Все же побрел, палкой протыкая снег, осторожно уминая снег под ногой, прежде чем перенести на ногу всю свою немалую тяжесть. Снег зернистый, крупный, сыпучий. Он не продавливается под ногой, а раздается в стороны, как рассыпчатая крупа. Но все же слой его был достаточно толст, чтобы подпустить к обрывистой кромке, к весело, переливчато, самозабвенно мчащейся мутноватой воде.
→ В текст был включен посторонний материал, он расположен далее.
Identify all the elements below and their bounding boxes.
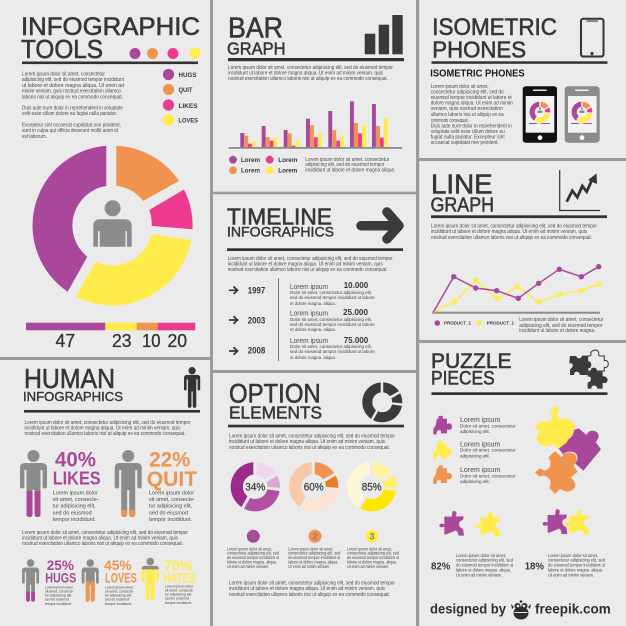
timeline years: 2008 [248,346,265,356]
puzzle legend: orange: Lorem ipsum [460,467,500,474]
chart legend: PRODUCT_1 [487,321,514,326]
donut chart [33,146,193,305]
intro text: ut labore et dolore magna aliqua. Ut enim ad [22,83,124,89]
option 1: consectetur adipisicing elit, sed [227,550,280,556]
subheading: ISOMETRIC PHONES [430,69,525,80]
line chart [432,264,601,314]
stat: 40% likes: sit amet, consecte- [53,497,99,503]
person: 45% loves [82,559,99,602]
puzzle legend: purple: Dolor sit amet, consectetur [460,424,516,428]
bar values: 47 [56,331,75,351]
option 1 [227,530,280,569]
stat: 18%: do eiusmod tempor incididunt ut [548,562,606,567]
legend: HUGS [178,72,197,79]
phone: black [523,86,557,143]
puzzle legend: purple: Lorem ipsum [460,417,500,424]
legend: LOVES [178,118,199,124]
intro text: Excepteur sint occaecat cupidatat non proident, [22,122,121,128]
stat: 45% loves: sed do eiusmod [105,598,129,602]
timeline entry 1: et dolore magna. aliqua. [290,301,336,306]
chart caption: incididunt ut labore et dolore magna. [519,328,595,334]
stat: 82%: Ut enim ad minim veniam. [456,572,502,577]
option 2: do eiusmod tempor incididunt ut [288,555,341,560]
option 2: Ut enim ad minim veniam. [288,564,330,569]
option 1: labore et dolore magna. aliqua. [227,559,277,564]
title: line graph [430,168,494,217]
panel: isometric phones [419,0,626,158]
intro text: Lorem ipsum dolor sit amet, consectetur adipisicing elit, sed do eiusmod tempor [24,420,191,426]
stat: 70% hates: sed do eiusmod [165,596,189,600]
intro text: nostrud exercitation ullamco laboris nisi ut aliquip ex ea commodo consequat. [229,445,390,451]
intro text: adipisicing elit, sed do eiusmod tempor incididunt [22,77,125,83]
chart legend: Lorem [241,168,260,175]
intro text: Lorem ipsum dolor sit amet, consectetur [22,72,105,78]
chart legend: Lorem [278,157,298,164]
timeline entry 3: 75.000 [344,335,369,345]
stat: 40% likes: sed do eiusmod [53,510,92,516]
phones text: fugiat nulla pariatur. Excepteur sint [431,134,505,140]
chart caption: adipisicing elit, sed do eiusmod tempor [305,162,385,168]
stat: 22% quit: 22% [149,449,191,472]
title: line graph: LINE [431,168,493,199]
person: 22% quit [115,450,142,517]
intro text [229,434,395,451]
donut: 34% [231,462,280,511]
stat: 70% hates: HATES [163,570,196,586]
intro text [431,224,597,241]
chart caption: Lorem ipsum dolor sit amet, consectetur [519,317,604,323]
title: infographic tools [21,13,200,64]
big puzzle [534,406,601,494]
timeline entry 2 [290,307,375,332]
option 2: Lorem ipsum dolor sit amet, [288,546,333,551]
bar values: 23 [112,331,132,351]
footer: freepik credit: freepik.com [535,601,611,616]
stat: 25% hugs: sed do eiusmod [45,598,69,602]
option 2: labore et dolore magna. aliqua. [288,559,338,564]
timeline entry 3 [290,335,375,360]
middle text: incididunt ut labore et dolore magna aliqua. Ut enim ad minim veniam, quis [22,535,178,541]
intro text: incididunt ut labore et dolore magna aliqua. Ut enim ad minim veniam, quis [431,229,587,235]
title: puzzle pieces: PUZZLE [431,349,512,373]
panel: timeline infographics [213,194,416,370]
title: timeline infographics: TIMELINE [227,203,332,229]
stat: 40% likes [53,449,101,523]
title: line graph: GRAPH [430,195,494,217]
option 3: Lorem ipsum dolor sit amet, [347,546,392,551]
option 3: labore et dolore magna. aliqua. [347,559,397,564]
stat: 25% hugs: tur adipisicing elit, [45,594,72,598]
intro text: minim veniam, quis nostrud exercitation ullamco [22,89,121,95]
option 2 [288,530,341,569]
icon: bars [365,15,403,54]
footer: freepik credit [430,600,611,620]
stat: 25% hugs: sit amet, consecte- [45,590,75,594]
puzzle legend: purple: adipisicing elit. [460,429,490,434]
timeline entry 3: Dolor sit amet, consectetur adipisicing elit, [290,344,372,349]
bar values [56,331,187,351]
puzzle legend: orange: Dolor sit amet, consectetur [460,474,516,478]
title: bar graph [227,13,286,58]
phones text: voluptate velit esse cillum dolore eu [431,129,505,135]
chart legend: PRODUCT_1 [444,321,471,326]
stat: 22% quit: tur adipisicing elit, [149,504,192,510]
chart caption: adipisicing elit, sed do eiusmod tempor [519,323,603,329]
intro text: Lorem ipsum dolor sit amet, consectetur adipisicing elit, sed do eiusmod tempor [228,65,393,71]
intro text: nostrud exercitation ullamco laboris nisi ut aliquip ex ea commodo consequat. [228,267,388,273]
icon: trend chart [560,170,600,210]
timeline entry 3: sed do eiusmod tempor incididunt ut labore [290,349,375,354]
intro text: sunt in culpa qui officia deserunt mollit anim id [22,128,118,134]
timeline entry 1: Lorem ipsum [290,282,328,291]
timeline entry 2: Lorem ipsum [290,308,328,318]
chart caption [305,157,395,174]
phones text: eiusmod tempor incididunt ut labore et [431,95,512,101]
intro text: nostrud exercitation ullamco laboris nisi ut aliquip ex ea commodo consequat. [431,235,592,241]
option 2: 2 [312,532,318,542]
intro text: incididunt ut labore et dolore magna aliqua. Ut enim ad minim veniam, quis [229,439,385,445]
option 3: Ut enim ad minim veniam. [347,564,389,569]
stat: 70% hates: tempor incididunt. [165,601,192,605]
stat: 70% hates: tur adipisicing elit, [165,592,192,596]
title: option elements [229,378,322,422]
puzzle legend: yellow: adipisicing elit. [460,454,490,458]
closing text: Lorem ipsum dolor sit amet, consectetur adipisicing elit, sed do eiusmod tempor [229,580,395,586]
legend: QUIT [178,87,192,94]
stat: 82%: Lorem ipsum dolor sit amet, [456,553,506,558]
icon: person [93,200,132,247]
stat: 82%: labore et dolore magna. aliqua. [456,567,511,572]
icon: puzzle [569,350,608,389]
phone: grey [565,86,600,143]
chart legend: Lorem [278,168,298,175]
phones text: consectetur adipisicing elit, sed do [431,90,504,96]
intro text [228,65,393,82]
chart legend [434,320,514,326]
phones text: occaecat cupidatat non proident. [431,140,499,146]
footer: freepik credit: designed by [430,601,506,616]
timeline entry 1: 10.000 [344,280,369,290]
stat: 45% loves: LOVES [105,570,137,586]
middle text: nostrud exercitation ullamco laboris nisi ut aliquip ex ea commodo consequat. [22,541,183,547]
stat: 25% hugs [45,557,76,606]
stat: 45% loves: tempor incididunt. [105,602,132,606]
chart caption [519,317,604,334]
pieces: pair joined [543,509,589,535]
stat: 25% hugs: Lorem ipsum dolor [45,586,74,590]
title: isometric phones [432,14,557,62]
intro text [22,72,125,140]
chart legend [229,156,298,175]
option 1: do eiusmod tempor incididunt ut [227,555,280,560]
intro text: est laborum. [22,134,47,140]
donut: 60%: 60% [304,482,324,494]
title: infographic tools: TOOLS [21,34,103,64]
stat: 45% loves: Lorem ipsum dolor [105,586,134,590]
stat: 70% hates: 70% [164,557,193,573]
legend [163,69,199,126]
icon: phone outline [581,19,604,56]
timeline entry 2: 25.000 [343,307,368,317]
option 2: consectetur adipisicing elit, sed [288,550,341,556]
stat: 18%: Ut enim ad minim veniam. [548,572,594,577]
phones text: veniam, quis nostrud exercitation [431,106,503,112]
chart caption: Lorem ipsum dolor sit amet, consectetur [305,157,390,163]
intro text: incididunt ut labore et dolore magna aliqua. Ut enim ad minim veniam, quis [24,426,181,432]
icon: freepik logo [511,600,531,620]
timeline years [229,286,265,356]
timeline entry 2: sed do eiusmod tempor incididunt ut labore [290,322,375,327]
title: isometric phones: PHONES [432,36,526,62]
stat: 25% hugs: tempor incididunt. [45,602,72,606]
title: bar graph: BAR [228,13,283,45]
intro text [24,420,191,437]
intro text: incididunt ut labore et dolore magna aliqua. Ut enim ad minim veniam, quis [228,262,383,268]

Вода легонько шуршала о снежные берега. Но главный шум происходил не от этого. Сталкивались друг с дружкой торопливо текущие струи, то ныряли вглубь, то выныривали, образуя бугор. Почему-то их мотало от одного бережка к другому, почему-то их перекручивало, чуть ли не заворачивало назад. А потом они все теснились, где сужался поток, пузырчато толпились перед узким местом и устремлялись в него ускоренно и летяще. А потом все вместе прыгали с приступка, который им подсунула на пути земля, и там был особенный дружный шум.